In response to the growing political storm, CISA issued a standard damage-control statement. A spokesperson stated:

“Currently, there is no indication that any sensitive data was compromised as a result of this incident. While we hold our team members to the highest standards of integrity and operational awareness, we are working to ensure additional safeguards are implemented to prevent future occurrences.”

However, modern threat intelligence professionals view this statement with immense skepticism. Because the credentials were left completely open for 183 days, assuming no one found them is considered highly naive. Sophisticated nation-state adversaries, including Advanced Persistent Threats (APTs) from Russia, China, and North Korea, continuously ingest the public GitHub API “firehose” in real-time. They systematically index and archive every leaked secret before developers can delete them, building massive repositories of historic leaks for future exploitation.

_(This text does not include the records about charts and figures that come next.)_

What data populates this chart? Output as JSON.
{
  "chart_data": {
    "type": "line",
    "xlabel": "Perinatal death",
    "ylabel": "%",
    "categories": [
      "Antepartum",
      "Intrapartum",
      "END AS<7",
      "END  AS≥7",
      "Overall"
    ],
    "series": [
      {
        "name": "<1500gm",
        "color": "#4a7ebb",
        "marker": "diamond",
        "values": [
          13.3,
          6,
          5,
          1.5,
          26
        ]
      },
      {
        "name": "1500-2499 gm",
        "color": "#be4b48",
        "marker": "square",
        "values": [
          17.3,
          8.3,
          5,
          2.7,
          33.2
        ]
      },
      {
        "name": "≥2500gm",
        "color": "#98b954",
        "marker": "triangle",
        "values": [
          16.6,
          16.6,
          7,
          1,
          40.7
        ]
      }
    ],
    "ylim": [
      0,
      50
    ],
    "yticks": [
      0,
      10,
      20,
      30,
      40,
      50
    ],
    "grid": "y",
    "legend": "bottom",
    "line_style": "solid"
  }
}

The primary concern is not a destructive attack, but rather silent, persistent lateral movement. Because the credentials granted access to CISA’s internal code Artifactory, an adversary could have quietly altered software packages or established backdoor access within federal networks. As a result, every time CISA builds or deploys a new software tool, they would inadvertently distribute the adversary’s backdoor across federal departments. If an APT has established persistence, finding and purging them could take months of deep forensic investigation, making this leak an active national security threat for the foreseeable future.

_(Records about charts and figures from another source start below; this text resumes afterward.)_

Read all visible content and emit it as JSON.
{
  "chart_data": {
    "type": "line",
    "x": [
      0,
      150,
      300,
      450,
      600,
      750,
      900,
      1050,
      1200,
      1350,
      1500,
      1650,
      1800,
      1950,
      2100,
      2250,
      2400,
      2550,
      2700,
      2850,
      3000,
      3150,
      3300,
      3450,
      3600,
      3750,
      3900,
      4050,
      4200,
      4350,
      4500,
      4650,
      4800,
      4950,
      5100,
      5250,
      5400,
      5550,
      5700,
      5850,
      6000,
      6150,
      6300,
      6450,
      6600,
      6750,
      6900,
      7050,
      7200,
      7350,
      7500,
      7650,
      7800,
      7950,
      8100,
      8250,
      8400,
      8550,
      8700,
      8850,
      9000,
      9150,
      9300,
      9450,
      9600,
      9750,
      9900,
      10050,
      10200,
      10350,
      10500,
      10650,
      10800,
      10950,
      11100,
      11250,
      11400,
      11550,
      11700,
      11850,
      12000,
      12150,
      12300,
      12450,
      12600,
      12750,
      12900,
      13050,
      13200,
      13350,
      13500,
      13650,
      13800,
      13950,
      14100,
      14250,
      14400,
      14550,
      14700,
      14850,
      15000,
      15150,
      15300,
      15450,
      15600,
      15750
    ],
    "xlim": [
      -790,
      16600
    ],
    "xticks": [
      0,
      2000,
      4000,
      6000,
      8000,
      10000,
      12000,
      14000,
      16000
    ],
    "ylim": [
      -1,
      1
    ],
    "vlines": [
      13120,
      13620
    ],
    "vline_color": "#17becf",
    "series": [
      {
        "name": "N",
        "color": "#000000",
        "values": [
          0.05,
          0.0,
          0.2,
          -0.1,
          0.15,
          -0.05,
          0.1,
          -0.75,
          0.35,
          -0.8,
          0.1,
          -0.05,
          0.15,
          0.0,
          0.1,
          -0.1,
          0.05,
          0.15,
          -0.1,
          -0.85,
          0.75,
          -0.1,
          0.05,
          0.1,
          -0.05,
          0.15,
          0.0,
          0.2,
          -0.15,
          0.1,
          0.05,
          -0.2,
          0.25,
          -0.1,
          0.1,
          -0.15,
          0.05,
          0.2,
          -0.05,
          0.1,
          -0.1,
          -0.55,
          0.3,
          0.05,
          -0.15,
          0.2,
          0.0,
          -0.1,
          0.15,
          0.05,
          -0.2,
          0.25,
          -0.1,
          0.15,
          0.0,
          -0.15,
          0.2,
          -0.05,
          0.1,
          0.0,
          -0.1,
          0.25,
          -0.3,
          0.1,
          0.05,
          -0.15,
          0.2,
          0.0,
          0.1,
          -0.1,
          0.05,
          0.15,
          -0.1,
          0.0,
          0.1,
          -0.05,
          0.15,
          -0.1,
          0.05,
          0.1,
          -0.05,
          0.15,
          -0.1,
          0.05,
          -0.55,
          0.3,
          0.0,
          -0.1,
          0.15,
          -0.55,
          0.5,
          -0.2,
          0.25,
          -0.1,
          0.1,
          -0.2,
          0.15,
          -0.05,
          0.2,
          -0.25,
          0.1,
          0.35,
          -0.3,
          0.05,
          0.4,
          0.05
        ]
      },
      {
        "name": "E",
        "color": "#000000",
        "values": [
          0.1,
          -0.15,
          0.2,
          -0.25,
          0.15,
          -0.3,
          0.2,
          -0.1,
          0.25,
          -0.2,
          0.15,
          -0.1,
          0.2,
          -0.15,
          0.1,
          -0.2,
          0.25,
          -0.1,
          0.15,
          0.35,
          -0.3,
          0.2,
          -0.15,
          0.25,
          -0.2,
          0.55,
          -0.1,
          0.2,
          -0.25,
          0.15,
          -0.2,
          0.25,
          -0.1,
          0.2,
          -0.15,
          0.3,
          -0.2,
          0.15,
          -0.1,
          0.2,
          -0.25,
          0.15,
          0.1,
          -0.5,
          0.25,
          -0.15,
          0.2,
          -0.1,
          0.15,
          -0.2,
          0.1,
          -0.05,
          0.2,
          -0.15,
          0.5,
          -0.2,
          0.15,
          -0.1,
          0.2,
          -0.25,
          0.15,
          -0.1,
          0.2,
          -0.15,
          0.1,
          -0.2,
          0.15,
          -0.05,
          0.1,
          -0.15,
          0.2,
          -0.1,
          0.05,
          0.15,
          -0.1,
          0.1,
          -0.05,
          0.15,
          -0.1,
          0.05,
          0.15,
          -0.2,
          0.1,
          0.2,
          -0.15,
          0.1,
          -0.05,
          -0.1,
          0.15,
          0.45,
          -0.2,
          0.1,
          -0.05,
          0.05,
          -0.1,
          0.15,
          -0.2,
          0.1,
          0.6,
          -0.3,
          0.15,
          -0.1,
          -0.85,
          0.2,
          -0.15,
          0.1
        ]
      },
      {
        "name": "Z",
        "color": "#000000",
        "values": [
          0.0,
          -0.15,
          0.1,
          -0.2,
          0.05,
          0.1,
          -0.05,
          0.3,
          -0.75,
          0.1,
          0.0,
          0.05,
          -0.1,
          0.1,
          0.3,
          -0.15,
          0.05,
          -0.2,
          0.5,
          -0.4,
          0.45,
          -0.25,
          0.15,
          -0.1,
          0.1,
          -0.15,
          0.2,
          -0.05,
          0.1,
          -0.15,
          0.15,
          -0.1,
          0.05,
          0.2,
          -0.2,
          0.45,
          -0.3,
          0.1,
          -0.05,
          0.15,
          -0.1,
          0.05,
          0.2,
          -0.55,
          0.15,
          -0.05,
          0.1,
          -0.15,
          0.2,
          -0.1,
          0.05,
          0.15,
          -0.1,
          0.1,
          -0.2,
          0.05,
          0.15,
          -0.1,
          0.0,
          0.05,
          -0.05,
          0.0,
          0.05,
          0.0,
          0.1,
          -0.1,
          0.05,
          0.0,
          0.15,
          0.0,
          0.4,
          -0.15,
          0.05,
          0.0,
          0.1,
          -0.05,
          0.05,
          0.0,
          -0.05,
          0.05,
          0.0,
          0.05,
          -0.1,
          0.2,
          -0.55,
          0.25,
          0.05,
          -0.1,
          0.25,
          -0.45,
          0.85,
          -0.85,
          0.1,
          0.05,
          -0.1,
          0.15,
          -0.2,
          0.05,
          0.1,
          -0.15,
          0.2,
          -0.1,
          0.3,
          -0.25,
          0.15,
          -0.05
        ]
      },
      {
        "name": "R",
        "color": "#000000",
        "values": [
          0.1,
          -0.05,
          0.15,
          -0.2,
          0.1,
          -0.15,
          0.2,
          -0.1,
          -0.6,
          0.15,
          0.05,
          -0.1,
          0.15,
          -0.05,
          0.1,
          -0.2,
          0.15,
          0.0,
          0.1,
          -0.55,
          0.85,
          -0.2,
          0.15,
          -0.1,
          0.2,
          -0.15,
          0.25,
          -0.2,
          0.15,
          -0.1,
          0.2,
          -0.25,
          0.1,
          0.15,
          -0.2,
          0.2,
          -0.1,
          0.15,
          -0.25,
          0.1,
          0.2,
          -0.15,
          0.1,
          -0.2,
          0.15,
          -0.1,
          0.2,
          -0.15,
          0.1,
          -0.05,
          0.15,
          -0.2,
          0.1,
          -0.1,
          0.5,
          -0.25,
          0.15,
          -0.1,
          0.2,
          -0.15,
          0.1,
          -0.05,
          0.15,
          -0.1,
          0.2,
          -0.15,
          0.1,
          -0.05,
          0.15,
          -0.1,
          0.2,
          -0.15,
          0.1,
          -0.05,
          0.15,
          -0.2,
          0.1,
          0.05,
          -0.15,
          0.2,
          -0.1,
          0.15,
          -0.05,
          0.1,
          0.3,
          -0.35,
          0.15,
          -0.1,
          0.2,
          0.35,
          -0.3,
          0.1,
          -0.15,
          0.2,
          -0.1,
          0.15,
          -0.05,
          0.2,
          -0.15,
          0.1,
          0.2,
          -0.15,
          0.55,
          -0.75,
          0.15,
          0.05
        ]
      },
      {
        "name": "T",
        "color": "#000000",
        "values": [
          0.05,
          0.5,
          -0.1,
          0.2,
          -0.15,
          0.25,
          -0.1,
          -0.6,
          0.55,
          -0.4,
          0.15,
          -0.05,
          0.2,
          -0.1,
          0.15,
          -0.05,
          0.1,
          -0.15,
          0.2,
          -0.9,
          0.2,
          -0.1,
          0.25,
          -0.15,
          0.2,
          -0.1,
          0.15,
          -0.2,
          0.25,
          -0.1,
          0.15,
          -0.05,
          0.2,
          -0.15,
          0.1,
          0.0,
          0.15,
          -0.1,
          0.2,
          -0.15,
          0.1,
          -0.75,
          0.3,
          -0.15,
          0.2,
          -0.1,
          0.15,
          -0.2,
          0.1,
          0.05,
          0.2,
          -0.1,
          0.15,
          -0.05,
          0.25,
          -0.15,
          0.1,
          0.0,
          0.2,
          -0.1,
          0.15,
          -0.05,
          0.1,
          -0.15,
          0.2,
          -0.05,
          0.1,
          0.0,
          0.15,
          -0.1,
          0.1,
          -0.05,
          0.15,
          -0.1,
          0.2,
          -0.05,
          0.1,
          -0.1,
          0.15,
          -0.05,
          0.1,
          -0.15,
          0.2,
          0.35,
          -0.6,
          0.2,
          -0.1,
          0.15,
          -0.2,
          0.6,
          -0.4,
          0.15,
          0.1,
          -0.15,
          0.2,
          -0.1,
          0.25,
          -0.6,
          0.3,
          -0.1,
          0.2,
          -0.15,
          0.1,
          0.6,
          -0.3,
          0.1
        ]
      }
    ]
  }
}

The Road Ahead: Reforming Federal Secret Management

The Nightwing incident highlights a fundamental flaw in how the federal government handles cloud credentials: a reliance on static secrets. In modern cloud environments, keeping hardcoded access keys and plaintext passwords in static files is an obsolete practice that invites catastrophe. Security experts argue that this incident must be a catalyst for sweeping reforms:

1. Elimination of Static Secrets: Federal agencies must mandate a transition to ephemeral, short-lived credentials. Technologies such as OpenID Connect (OIDC) and dynamic secrets engines should replace long-lived AWS IAM access keys entirely.
2. Contractor Security Monitoring: Agencies like CISA must deploy external attack surface management (EASM) tools that continuously scan the public internet and code repositories for any assets associated with their domains, contractors, or employees.
3. Enforcement of Hard Push Protection: Push protection must be strictly managed at an enterprise level, stripping individual contractors of the ability to manually override or disable secret-scanning blocks.

If CISA is to maintain its credibility as the nation’s cybersecurity referee, it must first get its own house in order. The “Private-CISA” leak is a stark reminder that even the most advanced cyber-defense agencies are only as secure as their weakest, most negligent third-party contractor.